Grammar-Aligned Decoding (2405.21047v1)

Abstract: LLMs struggle with reliably generating highly structured outputs, such as program code, mathematical formulas, or well-formed markup. Constrained decoding approaches mitigate this problem by greedily restricting what tokens an LLM can output at each step to guarantee that the output matches a given constraint. Specifically, in grammar-constrained decoding (GCD), the LLM's output must follow a given grammar. In this paper we demonstrate that GCD techniques (and in general constrained decoding techniques) can distort the LLM's distribution, leading to outputs that are grammatical but appear with likelihoods that are not proportional to the ones given by the LLM, and so ultimately are low-quality. We call the problem of aligning sampling with a grammar constraint, grammar-aligned decoding (GAD), and propose adaptive sampling with approximate expected futures (ASAp), a decoding algorithm that guarantees the output to be grammatical while provably producing outputs that match the conditional probability of the LLM's distribution conditioned on the given grammar constraint. Our algorithm uses prior sample outputs to soundly overapproximate the future grammaticality of different output prefixes. Our evaluation on code generation and structured NLP tasks shows how ASAp often produces outputs with higher likelihood (according to the LLM's distribution) than existing GCD techniques, while still enforcing the desired grammatical constraints.
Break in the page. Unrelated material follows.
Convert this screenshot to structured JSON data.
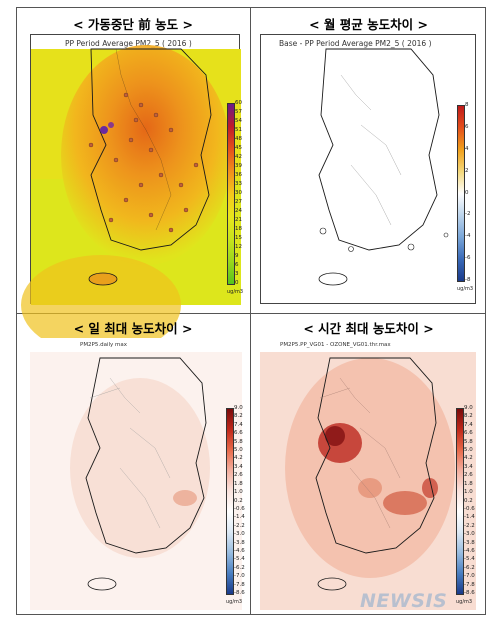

• The paper introduces Grammar-Aligned Decoding (GAD) to enforce syntactic validity while preserving LLM probability distributions.
• It proposes the Adaptive Sampling with Approximate Expected Futures (ASAp) algorithm to overcome limitations of Grammar-Constrained Decoding.
• Empirical results in code generation and parsing demonstrate improved coherence and statistical fidelity over existing methods.

Grammar-Aligned Decoding

The paper "Grammar-Aligned Decoding" presents a detailed examination of the challenges and methodologies associated with ensuring syntactical correctness and probabilistic alignment in the outputs of LLMs, particularly in generating structured data such as code and formal grammars. The authors introduce a novel concept: Grammar-Aligned Decoding (GAD), which aims to simultaneously enforce grammatical correctness and preserve the inherent probability distribution learned by an LLM.

Key Contributions

1. Problem Identification: The authors identify a fundamental issue with current constrained decoding techniques, specifically Grammar-Constrained Decoding (GCD). While GCD can ensure outputs conform to a predefined grammar by masking invalid tokens, it distorts the original probability distribution of the LLM, often resulting in low-quality outputs which adhere to grammar but are semantically incoherent or improbable according to the model's training.
2. Introduction of Grammar-Aligned Decoding (GAD): GAD is introduced as a theoretical framework that seeks to decouple grammatical correctness from the probabilistic fidelity of LLM outputs. The authors formalize GAD as the task of sampling from a distribution that is proportional to the LLM's distribution but restricted to grammatically valid outputs. They emphasize that simply preserving the grammar is insufficient without maintaining the statistical properties of the underlying model.
3. Proposed Solution - Adaptive Sampling with Approximate Expected Futures (ASAp): The paper proposes ASAp as a new decoding algorithm to address the limitations of GCD. ASAp incrementally approximates the expected probability of future grammaticality, using samples to refine this approximation iteratively. Unlike GCD, ASAp aims to provide unbiased sampling with respect to the LLM's learned distribution, gradually converging closer to the actual LLM-driven probabilities through iterative sampling improvements.
4. Empirical Evaluation: The efficacy of ASAp is demonstrated through experiments on tasks such as code generation and constituency parsing. The results indicate that ASAp can improve the likelihood of generated outputs more effectively than existing GCD techniques, aligning closer to the LLM's probability distribution while still satisfying syntactic constraints.

Implications and Future Directions

The paper highlights significant implications for both theoretical and practical applications in AI:

• Theoretical Implications: By addressing the distribution distortion problem of GCD, GAD provides a framework for future research to enhance the fidelity of LLM outputs in structured tasks, particularly where formal semantics are crucial.
• Practical Implications: ASAp could improve applications in automated code synthesis, mathematical modeling, and any domain requiring syntactically correct but statistically probable text generation. It enhances the ability of LLMs to produce usable and semantically coherent outputs in structured environments, expanding their applicability in industry and academia.
• Future Research: The introduction of GAD and ASAp opens avenues for further research into improving convergence speed and efficiency. Optimization techniques such as beam search and more advanced sampling strategies might be explored to enhance ASAp’s practicality, especially in computationally intensive tasks.

In conclusion, the paper makes a substantial contribution to the field of natural language processing and structured text generation by addressing a core limitation in LLM decoding methods. By proposing a framework that ensures both grammatical correctness and distributional accuracy, the authors set the stage for developing more reliable and effective LLM applications.